Guide. Assist. Serve.  

These are just some of the words UTMB patient advocates use to describe the work they do daily across the institution’s campuses and clinics.  

Situated within the Patient Services Department, the Patient Advocacy team works in tandem with Ambulatory Services’ patient affairs specialists to ensure that concerns patients and their families have while at UTMB—whether medical or otherwise—are heard and addressed.  

Addressing concerns 

“Concerns find their way to us in a variety of ways,” said Leslye Mlcak, the manager who oversees the eight-member Patient Advocacy team. “Sometimes we get a call or something is attached to a patient survey. It’s also not uncommon to get walk-ins in our main office in Jennie Sealy Hospital.” 

To ensure issues from patients from all UTMB locations—including its four hospital campuses and more than 90 clinics—are addressed, members of the collaborative team divide and conquer by assigning certain regions and areas to specific representatives. 

Sigrid Lockett, the administrative coordinator for the team, plays a big role in helping route matters to the right person. 

“On a daily basis, I triage callers and walk-in visitors to assess their needs, enter their cases into RL Datix and assign them to the appropriate advocate based on location, whether inpatient or outpatient,” Lockett said.  

There are, of course, processes and protocols to follow when documenting, handling, routing and resolving these situations, but it all begins with a genuine desire to help others—a trait and skill so important it’s listed in a typical patient advocate job posting along with other skills such as customer service, critical thinking and de-escalation strategies and techniques.  

Problem solving in an empathetic, supportive manner is how Deidra Brantley, patient affairs specialist with the UTMB Primary Care Pavilion in Galveston, explains what she and her colleagues do in these roles. 

“We are a neutral party here listening, documenting, investigating and de-escalating,” Brantley explained.  

Mlcak reiterates the sentiment that folks on this team are “neutral.” 

“We don’t take sides,” she said.  

Improving the patient experience 

In addition to ensuring patients and visitors are seen and heard, this crew plays an integral role in uncovering opportunities to improve the overall patient experience.  

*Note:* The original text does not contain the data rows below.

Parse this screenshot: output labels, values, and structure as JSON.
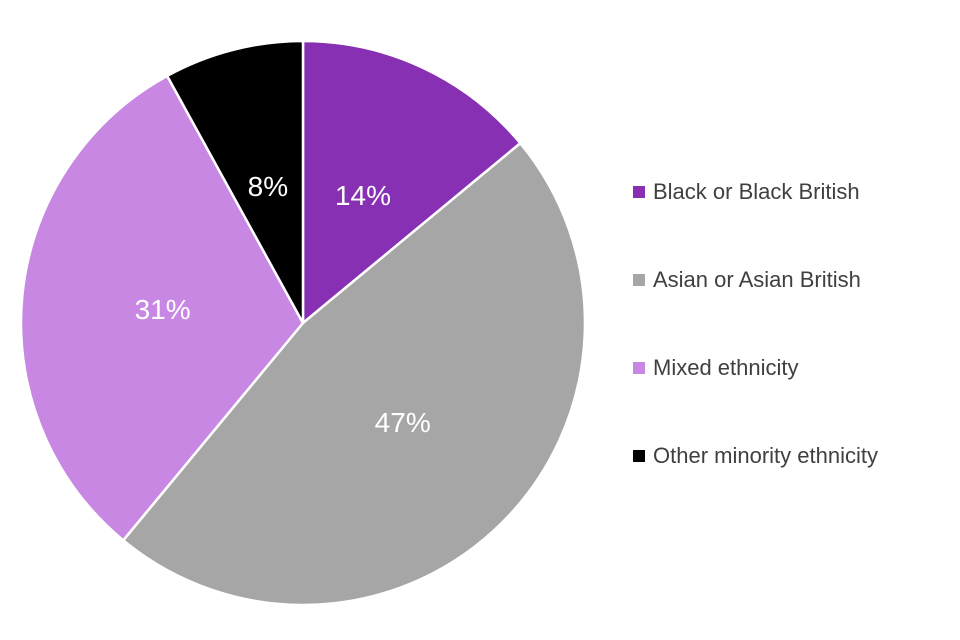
{
  "chart_data": {
    "type": "pie",
    "title": "",
    "categories": [
      "Black or Black British",
      "Asian or Asian British",
      "Mixed ethnicity",
      "Other minority ethnicity"
    ],
    "values": [
      14,
      47,
      31,
      8
    ],
    "slice_labels": [
      "14%",
      "47%",
      "31%",
      "8%"
    ],
    "colors": [
      "#8730B3",
      "#A6A6A6",
      "#C787E2",
      "#000000"
    ],
    "start_angle_deg": 0,
    "direction": "clockwise",
    "legend_position": "right",
    "slice_border_color": "#FFFFFF",
    "slice_label_color": "#FFFFFF",
    "legend_text_color": "#404040",
    "background_color": "#FFFFFF"
  }
}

“I love being able to call patients back with outcomes like process improvements,” said Chevas Rainer, patient affairs specialist with the UTMB clinics in the League City Town Center locations.  

A great, tangible example of that in action is the extended parking pass option Mlcak and her colleagues developed in partnership with the UTMB Parking Department for patients who will be hospitalized for five days or longer. Valid for 14 days, the pass costs $42, and is a cost-effective alternative to paying the daily parking rate.  

Solutions similar to the parking pass are being proposed and explored every day, thanks to the front-line insights and data gathered by members of the team.  

And they don’t just wait for the situations and scenarios to find them. The group frequently participates in inpatient rounding, not as a way of soliciting complaints but more to proactively check in on folks just to see how they’re doing. It's a gesture that can go a long way for patients, especially those who may be hospitalized for a long time.  

Building bridges 

Advocating for patients and their families is a tireless job. In FY22, UTMB had more than 1.5 million outpatient encounters and more than 197,846 hospital patient days. Each of those numbers represents a person cared for by UTMB health care providers, and while staff does everything in its power to ensure everyone leaves happier and healthier than when they arrived, things sometimes go wrong, misunderstandings occur, and emotions sometimes take over—that’s to be expected when in the business of taking care of people and keeping them well.  

And that’s why the members of this team are so important.  

Equipped with appropriate training, procedures and a calm, compassionate customer-service-first mindset, the patient advocates and patient affairs specialists work together to build a bridge between the patients and families and the UTMB team members working so hard to deliver the care they need when they need it.